The Black Mountain poets, also called projectivist poets, were a group of mid-20th-century American avant-garde or postmodern poets based at Black Mountain College in North Carolina.

==Historical background and definition==

Although it lasted only twenty-three years (1933–1956) and enrolled fewer than 1,200 students, Black Mountain College was one of the most fabled experimental institutions in art education and practice. It launched a remarkable number of the artists who spearheaded the avant-garde in the America of the 1960s. It boasted an extraordinary curriculum in the visual, literary, and performing arts.

The literary movement traditionally described as the "Black Mountain Poets" centered around Charles Olson, who became a teacher at the college in 1948. Robert Creeley, who worked as a teacher and editor of the Black Mountain Review for two years, is considered to be another major figure. Creeley moved to San Francisco in 1957. There, he acted as a link between the Black Mountain poets and the Beats, many of whom he had published in the review. Members of the Black Mountain Poets include students and teachers at Black Mountain, together with their friends and correspondents.

The term was coined by Donald Allen in his anthology The New American Poetry 1945–1960 (which divides the poets included in its pages into various schools). He included Olson, Creeley, Ed Dorn, Robert Duncan, Denise Levertov, Larry Eigner, Joel Oppenheimer, Jonathan Williams, Paul Blackburn, and Paul Carroll in its members. Allen's definition of the Black Mountain poets proved to be crucial: it established a legacy and promoted their literary influence worldwide.

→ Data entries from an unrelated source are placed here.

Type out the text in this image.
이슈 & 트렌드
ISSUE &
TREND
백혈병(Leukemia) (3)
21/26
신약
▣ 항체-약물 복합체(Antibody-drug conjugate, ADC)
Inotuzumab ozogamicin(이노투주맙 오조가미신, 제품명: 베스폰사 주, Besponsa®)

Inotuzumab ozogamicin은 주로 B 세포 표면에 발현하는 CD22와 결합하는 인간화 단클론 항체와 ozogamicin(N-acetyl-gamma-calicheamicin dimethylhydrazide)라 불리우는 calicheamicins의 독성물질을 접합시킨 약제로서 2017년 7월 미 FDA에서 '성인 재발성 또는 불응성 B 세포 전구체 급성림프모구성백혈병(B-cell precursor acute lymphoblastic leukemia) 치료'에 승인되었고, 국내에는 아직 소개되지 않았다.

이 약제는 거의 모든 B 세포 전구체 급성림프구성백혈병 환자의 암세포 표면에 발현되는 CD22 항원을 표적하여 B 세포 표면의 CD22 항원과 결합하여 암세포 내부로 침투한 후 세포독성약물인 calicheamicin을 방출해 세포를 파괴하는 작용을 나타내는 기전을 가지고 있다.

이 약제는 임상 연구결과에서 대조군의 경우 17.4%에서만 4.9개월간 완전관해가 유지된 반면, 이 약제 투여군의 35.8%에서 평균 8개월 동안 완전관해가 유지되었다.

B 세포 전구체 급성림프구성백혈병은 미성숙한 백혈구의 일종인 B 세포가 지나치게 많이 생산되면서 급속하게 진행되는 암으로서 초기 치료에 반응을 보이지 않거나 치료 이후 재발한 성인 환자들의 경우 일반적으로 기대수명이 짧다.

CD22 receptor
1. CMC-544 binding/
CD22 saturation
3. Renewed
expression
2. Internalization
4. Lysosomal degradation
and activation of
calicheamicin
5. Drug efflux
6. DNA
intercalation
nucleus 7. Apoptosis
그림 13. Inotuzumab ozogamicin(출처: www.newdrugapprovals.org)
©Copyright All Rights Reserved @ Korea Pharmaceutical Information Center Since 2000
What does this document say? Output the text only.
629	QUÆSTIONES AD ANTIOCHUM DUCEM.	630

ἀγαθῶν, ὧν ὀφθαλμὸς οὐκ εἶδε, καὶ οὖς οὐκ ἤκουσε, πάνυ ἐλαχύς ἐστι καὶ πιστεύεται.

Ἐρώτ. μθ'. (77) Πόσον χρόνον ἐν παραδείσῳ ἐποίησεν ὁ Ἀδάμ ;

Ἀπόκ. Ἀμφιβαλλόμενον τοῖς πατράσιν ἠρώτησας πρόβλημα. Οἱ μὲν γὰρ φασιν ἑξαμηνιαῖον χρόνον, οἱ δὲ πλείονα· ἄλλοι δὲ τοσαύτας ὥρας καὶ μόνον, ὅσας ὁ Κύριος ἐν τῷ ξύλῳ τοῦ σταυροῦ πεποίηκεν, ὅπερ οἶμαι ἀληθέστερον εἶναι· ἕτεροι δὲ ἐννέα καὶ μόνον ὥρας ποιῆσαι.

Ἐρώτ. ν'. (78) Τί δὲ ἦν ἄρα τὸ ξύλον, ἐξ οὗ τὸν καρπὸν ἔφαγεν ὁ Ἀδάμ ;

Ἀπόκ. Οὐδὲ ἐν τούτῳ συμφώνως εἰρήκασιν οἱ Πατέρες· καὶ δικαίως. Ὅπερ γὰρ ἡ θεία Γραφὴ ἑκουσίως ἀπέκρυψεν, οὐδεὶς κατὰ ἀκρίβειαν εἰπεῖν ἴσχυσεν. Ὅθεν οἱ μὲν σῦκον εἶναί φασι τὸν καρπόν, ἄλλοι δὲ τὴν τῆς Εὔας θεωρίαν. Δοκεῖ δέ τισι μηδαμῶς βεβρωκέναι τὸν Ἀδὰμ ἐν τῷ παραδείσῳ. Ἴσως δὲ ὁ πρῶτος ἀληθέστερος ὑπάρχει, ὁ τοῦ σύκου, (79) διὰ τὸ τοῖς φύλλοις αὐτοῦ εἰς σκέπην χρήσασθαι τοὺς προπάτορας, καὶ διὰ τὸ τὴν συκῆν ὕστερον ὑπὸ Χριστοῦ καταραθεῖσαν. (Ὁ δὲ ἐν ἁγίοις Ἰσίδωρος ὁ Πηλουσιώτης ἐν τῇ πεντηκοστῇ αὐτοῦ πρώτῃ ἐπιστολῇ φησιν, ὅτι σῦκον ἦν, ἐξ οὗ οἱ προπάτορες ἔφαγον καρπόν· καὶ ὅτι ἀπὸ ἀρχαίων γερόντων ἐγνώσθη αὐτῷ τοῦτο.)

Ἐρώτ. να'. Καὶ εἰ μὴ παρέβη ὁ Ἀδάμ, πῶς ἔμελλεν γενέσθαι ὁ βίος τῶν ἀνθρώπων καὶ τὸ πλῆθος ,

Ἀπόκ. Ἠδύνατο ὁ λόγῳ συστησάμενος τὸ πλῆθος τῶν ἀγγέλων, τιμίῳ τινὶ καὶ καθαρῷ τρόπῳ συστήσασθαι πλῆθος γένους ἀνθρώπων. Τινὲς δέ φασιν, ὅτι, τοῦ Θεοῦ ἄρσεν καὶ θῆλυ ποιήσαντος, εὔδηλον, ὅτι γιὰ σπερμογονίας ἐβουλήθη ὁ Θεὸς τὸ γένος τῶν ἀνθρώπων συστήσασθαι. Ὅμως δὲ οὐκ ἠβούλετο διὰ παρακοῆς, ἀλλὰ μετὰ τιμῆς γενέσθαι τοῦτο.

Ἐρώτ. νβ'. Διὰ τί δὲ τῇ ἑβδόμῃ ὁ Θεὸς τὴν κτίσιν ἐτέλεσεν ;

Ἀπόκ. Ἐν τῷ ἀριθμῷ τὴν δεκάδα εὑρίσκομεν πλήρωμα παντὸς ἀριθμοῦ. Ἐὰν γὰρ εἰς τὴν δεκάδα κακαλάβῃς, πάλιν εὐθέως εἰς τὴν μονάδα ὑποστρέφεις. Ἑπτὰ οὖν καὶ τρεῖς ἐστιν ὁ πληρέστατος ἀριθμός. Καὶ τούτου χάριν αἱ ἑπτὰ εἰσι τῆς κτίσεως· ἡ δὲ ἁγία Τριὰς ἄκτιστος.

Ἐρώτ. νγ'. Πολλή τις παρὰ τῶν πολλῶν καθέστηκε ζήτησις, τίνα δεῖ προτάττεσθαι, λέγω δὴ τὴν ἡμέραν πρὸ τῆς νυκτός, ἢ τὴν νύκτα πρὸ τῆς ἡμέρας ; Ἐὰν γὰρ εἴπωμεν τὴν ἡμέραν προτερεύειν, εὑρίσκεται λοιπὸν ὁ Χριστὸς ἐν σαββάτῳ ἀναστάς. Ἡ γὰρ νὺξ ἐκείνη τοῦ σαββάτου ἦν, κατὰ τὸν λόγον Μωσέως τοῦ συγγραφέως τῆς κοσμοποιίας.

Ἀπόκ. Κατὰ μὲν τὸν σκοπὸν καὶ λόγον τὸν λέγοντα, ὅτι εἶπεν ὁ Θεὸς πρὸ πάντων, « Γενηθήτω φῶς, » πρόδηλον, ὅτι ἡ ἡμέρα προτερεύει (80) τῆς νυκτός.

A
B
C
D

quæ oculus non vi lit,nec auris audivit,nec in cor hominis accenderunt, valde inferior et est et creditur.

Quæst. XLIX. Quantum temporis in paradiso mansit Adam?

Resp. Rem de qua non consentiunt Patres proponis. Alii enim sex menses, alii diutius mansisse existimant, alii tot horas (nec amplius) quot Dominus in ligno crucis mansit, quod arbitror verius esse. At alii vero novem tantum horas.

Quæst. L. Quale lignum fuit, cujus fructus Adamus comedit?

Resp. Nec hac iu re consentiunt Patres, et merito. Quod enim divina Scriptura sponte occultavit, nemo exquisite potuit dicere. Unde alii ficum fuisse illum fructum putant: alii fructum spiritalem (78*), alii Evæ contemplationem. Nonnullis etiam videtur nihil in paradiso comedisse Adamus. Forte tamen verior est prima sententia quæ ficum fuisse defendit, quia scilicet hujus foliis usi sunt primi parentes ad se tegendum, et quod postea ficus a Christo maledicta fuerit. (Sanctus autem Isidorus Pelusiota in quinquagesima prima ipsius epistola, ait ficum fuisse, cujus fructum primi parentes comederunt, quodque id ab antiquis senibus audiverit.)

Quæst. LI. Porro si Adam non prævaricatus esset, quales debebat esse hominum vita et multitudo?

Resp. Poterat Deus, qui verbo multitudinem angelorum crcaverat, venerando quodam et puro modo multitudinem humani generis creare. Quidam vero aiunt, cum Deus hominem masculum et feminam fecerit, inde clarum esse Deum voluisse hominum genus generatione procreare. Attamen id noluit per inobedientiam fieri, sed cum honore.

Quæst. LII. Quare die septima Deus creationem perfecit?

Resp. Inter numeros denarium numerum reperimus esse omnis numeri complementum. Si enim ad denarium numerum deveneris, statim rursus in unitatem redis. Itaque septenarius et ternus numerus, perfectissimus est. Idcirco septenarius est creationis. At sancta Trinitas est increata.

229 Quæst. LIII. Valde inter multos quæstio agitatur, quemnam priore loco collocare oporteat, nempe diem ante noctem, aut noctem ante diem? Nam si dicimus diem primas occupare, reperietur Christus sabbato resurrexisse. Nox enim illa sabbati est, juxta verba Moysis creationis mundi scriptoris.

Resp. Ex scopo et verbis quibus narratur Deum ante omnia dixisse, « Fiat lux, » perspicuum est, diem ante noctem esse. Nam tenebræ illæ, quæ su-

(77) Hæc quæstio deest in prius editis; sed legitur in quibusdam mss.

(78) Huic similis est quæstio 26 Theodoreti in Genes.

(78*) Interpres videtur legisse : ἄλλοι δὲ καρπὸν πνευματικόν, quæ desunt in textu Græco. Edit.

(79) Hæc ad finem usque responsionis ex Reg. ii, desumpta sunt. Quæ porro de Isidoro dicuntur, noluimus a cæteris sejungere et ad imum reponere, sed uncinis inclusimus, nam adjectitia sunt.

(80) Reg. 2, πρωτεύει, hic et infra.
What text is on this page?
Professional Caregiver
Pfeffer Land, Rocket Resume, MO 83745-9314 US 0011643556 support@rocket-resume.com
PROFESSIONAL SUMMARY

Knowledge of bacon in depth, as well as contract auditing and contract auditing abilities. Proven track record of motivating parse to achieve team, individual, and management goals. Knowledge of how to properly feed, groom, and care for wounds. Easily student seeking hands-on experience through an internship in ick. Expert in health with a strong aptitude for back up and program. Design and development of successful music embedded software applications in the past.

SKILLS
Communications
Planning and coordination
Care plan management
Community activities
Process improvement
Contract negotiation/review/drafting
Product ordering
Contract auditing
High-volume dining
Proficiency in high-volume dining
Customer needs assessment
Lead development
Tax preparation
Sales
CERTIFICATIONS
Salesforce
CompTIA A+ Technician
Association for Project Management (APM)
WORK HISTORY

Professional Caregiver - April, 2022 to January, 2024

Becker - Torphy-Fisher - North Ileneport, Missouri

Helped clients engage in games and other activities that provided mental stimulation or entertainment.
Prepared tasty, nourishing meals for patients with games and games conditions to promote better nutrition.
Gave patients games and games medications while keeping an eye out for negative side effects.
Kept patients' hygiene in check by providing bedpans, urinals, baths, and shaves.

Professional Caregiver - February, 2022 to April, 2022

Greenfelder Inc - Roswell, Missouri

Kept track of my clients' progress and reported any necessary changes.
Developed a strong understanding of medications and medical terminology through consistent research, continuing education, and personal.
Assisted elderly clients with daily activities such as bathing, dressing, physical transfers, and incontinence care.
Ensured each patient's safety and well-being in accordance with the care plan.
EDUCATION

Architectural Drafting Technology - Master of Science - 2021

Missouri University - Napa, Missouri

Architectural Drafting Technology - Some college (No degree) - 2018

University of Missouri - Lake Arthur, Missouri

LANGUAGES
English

However, the exact definition of the group is considered disputable. Olson described the term as "bullshit" and stated that they never considered themselves a particular "clique" or had a particular form of poetics. Other principal figures often included in the Black Mountain poets include John Wieners, M. C. Richards, Hilda Morley, Francine du Plessix Gray, Fielding Dawson, Paul Goodman, and Arthur Penn.

== Poetics ==
The Black Mountain poets were largely free of literary convention, a feature which defined contemporary American poets. Their work became characterized by open form. Olson's pedagogical approach to poetry emphasized the importance of personal experience and direct observation, something which greatly influenced the Black Mountain poets. Many of the Black Mountain poets, including Levertov, Duncan, and Dorn, explored individual agency's potential to affect collective change through their political poetry.

=== Projective verse ===
In 1950, Charles Olson published his seminal essay, Projective Verse. In this, he called for a poetry of "open field" composition to replace traditional closed poetic forms with an improvised form that should reflect exactly the content of the poem. This form was to be based on the line, and each line was to be a unit of breath and of utterance. Olson felt that English poetry had become restricted by meter, syntax and rhyme instead of embracing the more natural constraints of breath and syllables which he felt would define true American poetics. The content was to consist of "one perception immediately and directly (leading) to a further perception". This essay was to become a kind of de facto manifesto for the Black Mountain poets. One of the effects of narrowing the unit of structure in the poem down to what could fit within an utterance was that the Black Mountain poets developed a distinctive style of poetic diction (e.g. "yr" for "your").

==Legacy==
Apart from their strong interconnections with the Beats, the Black Mountain poets influenced the course of later American poetry via their importance for the poets later identified with the Language School. They were also important for the development of the innovative British Poetry Revival of the 1960s, as evidenced by such poets as Tom Raworth and J. H. Prynne. In Canada, the Vancouver-based TISH group, including George Bowering and Daphne Marlatt, were heavily influenced by the Black Mountain poets. Modern projectivist poets include Charles Potts.